Es gab keinen Ausweg.
Es war so weit. Er würde sterben.
Dante fühlte, wie sich die dunkle Hand des Todes auf ihn herabsenkte, ihn herunterdrückte, um ihn in einen schwindelnden Wirbel aus endlosem Nichts zu schleudern –
„Nein!“
Mit einem Schlag war Dante hellwach, jeder Muskel kampfbereit. Er versuchte sich zu bewegen, aber etwas hielt ihn niedergedrückt. Etwas nicht allzu Schweres lag quer über seinen Beinen ausgestreckt, ein weiteres Gewicht schlaff über seiner Brust. Die beiden jungen Frauen bewegten sich im Schlaf, eine machte ein schnurrendes Geräusch, als sie sich enger an ihn schmiegte und über seine klamme Haut strich.
„Was ist denn, Süßer?“
„Runter von mir“, murmelte er, seine Stimme kam roh und heiser aus seiner ausgedörrten Kehle.
Dante wand sich aus ineinander verschlungenen nackten Gliedern hervor und setzte seine bloßen Füße auf den Boden der unbekannten Wohnung. Er war immer noch atemlos, sein Herz hämmerte wild. Sanfte Finger strichen ihm über Rücken und Gesäß. Verstimmt von der ungewollten Berührung erhob er sich von der durchgelegenen Matratze und suchte im Dunkeln seine Kleider zusammen.

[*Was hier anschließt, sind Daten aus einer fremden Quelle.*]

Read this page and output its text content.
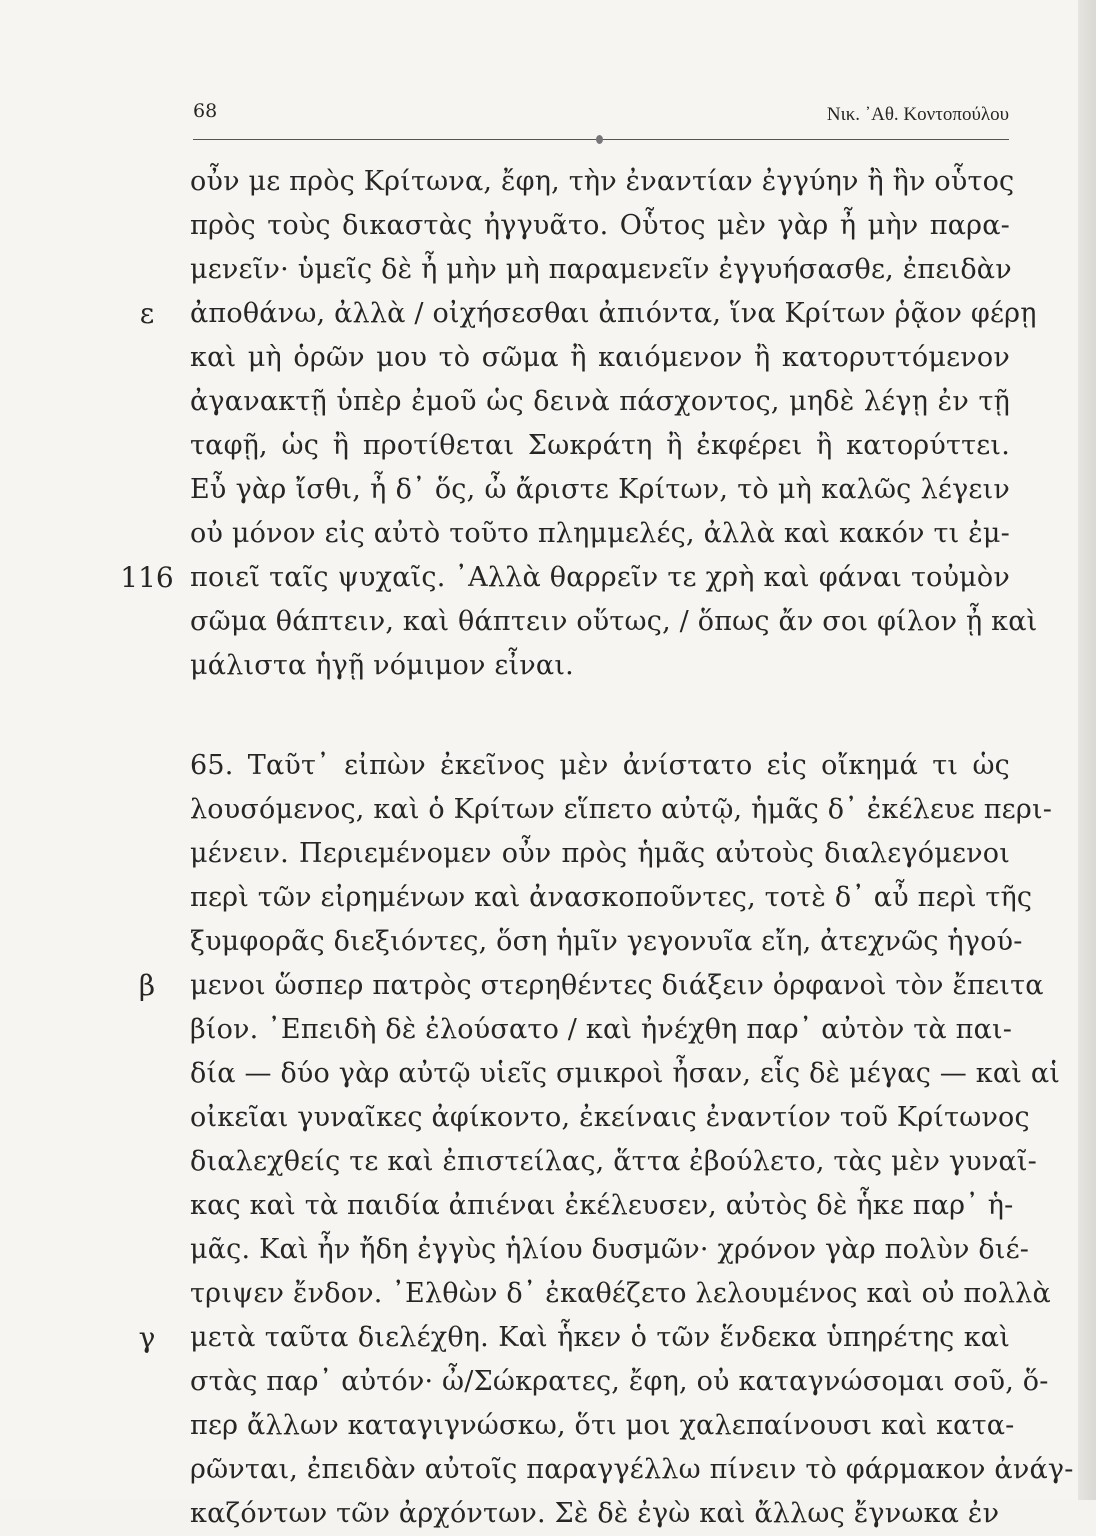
68	Νικ. ᾽Αθ. Κοντοπούλου
ε
116
β
γ
οὖν με πρὸς Κρίτωνα, ἔφη, τὴν ἐναντίαν ἐγγύην ἢ ἣν οὗτος
πρὸς τοὺς δικαστὰς ἠγγυᾶτο. Οὗτος μὲν γὰρ ἦ μὴν παρα-
μενεῖν· ὑμεῖς δὲ ἦ μὴν μὴ παραμενεῖν ἐγγυήσασθε, ἐπειδὰν
ἀποθάνω, ἀλλὰ / οἰχήσεσθαι ἀπιόντα, ἵνα Κρίτων ῥᾷον φέρῃ
καὶ μὴ ὁρῶν μου τὸ σῶμα ἢ καιόμενον ἢ κατορυττόμενον
ἀγανακτῇ ὑπὲρ ἐμοῦ ὡς δεινὰ πάσχοντος, μηδὲ λέγῃ ἐν τῇ
ταφῇ, ὡς ἢ προτίθεται Σωκράτη ἢ ἐκφέρει ἢ κατορύττει.
Εὖ γὰρ ἴσθι, ἦ δ᾽ ὅς, ὦ ἄριστε Κρίτων, τὸ μὴ καλῶς λέγειν
οὐ μόνον εἰς αὐτὸ τοῦτο πλημμελές, ἀλλὰ καὶ κακόν τι ἐμ-
ποιεῖ ταῖς ψυχαῖς. ᾽Αλλὰ θαρρεῖν τε χρὴ καὶ φάναι τοὐμὸν
σῶμα θάπτειν, καὶ θάπτειν οὕτως, / ὅπως ἄν σοι φίλον ᾖ καὶ
μάλιστα ἡγῇ νόμιμον εἶναι.
65. Ταῦτ᾽ εἰπὼν ἐκεῖνος μὲν ἀνίστατο εἰς οἴκημά τι ὡς
λουσόμενος, καὶ ὁ Κρίτων εἵπετο αὐτῷ, ἡμᾶς δ᾽ ἐκέλευε περι-
μένειν. Περιεμένομεν οὖν πρὸς ἡμᾶς αὐτοὺς διαλεγόμενοι
περὶ τῶν εἰρημένων καὶ ἀνασκοποῦντες, τοτὲ δ᾽ αὖ περὶ τῆς
ξυμφορᾶς διεξιόντες, ὅση ἡμῖν γεγονυῖα εἴη, ἀτεχνῶς ἡγού-
μενοι ὥσπερ πατρὸς στερηθέντες διάξειν ὀρφανοὶ τὸν ἔπειτα
βίον. ᾽Επειδὴ δὲ ἐλούσατο / καὶ ἠνέχθη παρ᾽ αὐτὸν τὰ παι-
δία — δύο γὰρ αὐτῷ υἱεῖς σμικροὶ ἦσαν, εἷς δὲ μέγας — καὶ αἱ
οἰκεῖαι γυναῖκες ἀφίκοντο, ἐκείναις ἐναντίον τοῦ Κρίτωνος
διαλεχθείς τε καὶ ἐπιστείλας, ἅττα ἐβούλετο, τὰς μὲν γυναῖ-
κας καὶ τὰ παιδία ἀπιέναι ἐκέλευσεν, αὐτὸς δὲ ἧκε παρ᾽ ἡ-
μᾶς. Καὶ ἦν ἤδη ἐγγὺς ἡλίου δυσμῶν· χρόνον γὰρ πολὺν διέ-
τριψεν ἔνδον. ᾽Ελθὼν δ᾽ ἐκαθέζετο λελουμένος καὶ οὐ πολλὰ
μετὰ ταῦτα διελέχθη. Καὶ ἧκεν ὁ τῶν ἕνδεκα ὑπηρέτης καὶ
στὰς παρ᾽ αὐτόν· ὦ/Σώκρατες, ἔφη, οὐ καταγνώσομαι σοῦ, ὅ-
περ ἄλλων καταγιγνώσκω, ὅτι μοι χαλεπαίνουσι καὶ κατα-
ρῶνται, ἐπειδὰν αὐτοῖς παραγγέλλω πίνειν τὸ φάρμακον ἀνάγ-
καζόντων τῶν ἀρχόντων. Σὲ δὲ ἐγὼ καὶ ἄλλως ἔγνωκα ἐν
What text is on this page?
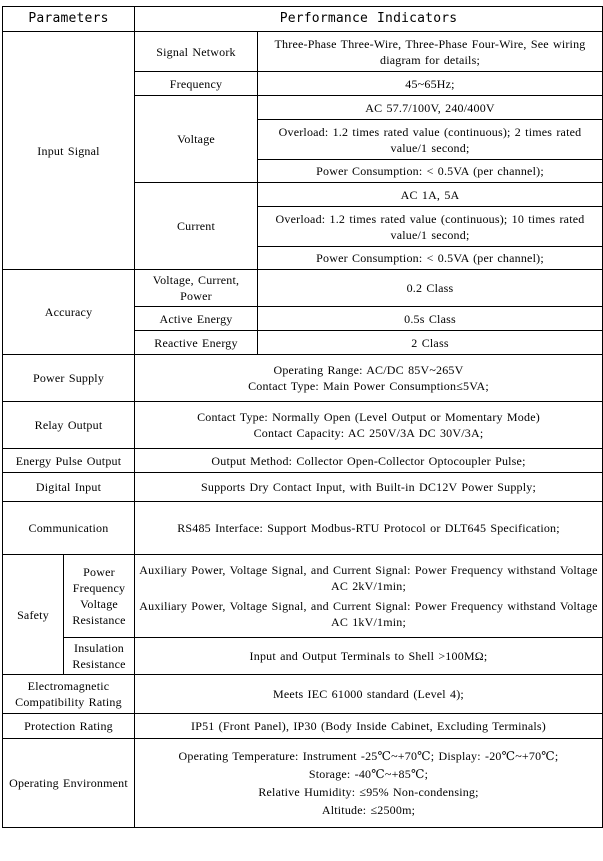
Parameters		Performance Indicators	
Input Signal		Signal Network	Three-Phase Three-Wire, Three-Phase Four-Wire, See wiring diagram for details;
		Frequency	45~65Hz;
		Voltage	AC 57.7/100V, 240/400V
			Overload: 1.2 times rated value (continuous); 2 times rated value/1 second;
			Power Consumption: < 0.5VA (per channel);
		Current	AC 1A, 5A
			Overload: 1.2 times rated value (continuous); 10 times rated value/1 second;
			Power Consumption: < 0.5VA (per channel);
Accuracy		Voltage, Current, Power	0.2 Class
		Active Energy	0.5s Class
		Reactive Energy	2 Class
Power Supply		Operating Range: AC/DC 85V~265V
Contact Type: Main Power Consumption≤5VA;	

Relay Output		Contact Type: Normally Open (Level Output or Momentary Mode)
Contact Capacity: AC 250V/3A DC 30V/3A;	

Energy Pulse Output		Output Method: Collector Open-Collector Optocoupler Pulse;	
Digital Input		Supports Dry Contact Input, with Built-in DC12V Power Supply;	
Communication		RS485 Interface: Support Modbus-RTU Protocol or DLT645 Specification;	
Safety	Power Frequency Voltage Resistance	Auxiliary Power, Voltage Signal, and Current Signal: Power Frequency withstand Voltage AC 2kV/1min;
Auxiliary Power, Voltage Signal, and Current Signal: Power Frequency withstand Voltage AC 1kV/1min;	

	Insulation Resistance	Input and Output Terminals to Shell >100MΩ;	
Electromagnetic Compatibility Rating		Meets IEC 61000 standard (Level 4);	
Protection Rating		IP51 (Front Panel), IP30 (Body Inside Cabinet, Excluding Terminals)	
Operating Environment		Operating Temperature: Instrument -25℃~+70℃; Display: -20℃~+70℃;
Storage: -40℃~+85℃;
Relative Humidity: ≤95% Non-condensing;
Altitude: ≤2500m;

„Geh nicht“, beschwerte sich eine der beiden, „Mia und ich sind noch nicht fertig mit dir.“
Er antwortete nicht. Alles, was er im Moment wollte, war sich bewegen. Er hatte sich schon zu lange nicht bewegt. Lange genug, dass der Tod ihn suchen kam.
„Alles in Ordnung?“, fragte das andere Mädchen. „Hast du schlecht geträumt?“
Dieselbe Vision – bis ins kleinste Detail – hatte er schon, solange er denken konnte.
Es war ein Blick in die Zukunft.
Er sah seinen eigenen Tod voraus.
Er kannte jede schmerzerfüllte Sekunde seiner letzten Momente; was er nicht wusste, war das Warum, das Wo und das Wann. Er wusste sogar, wem er den Fluch dieser Vision zu verdanken hatte.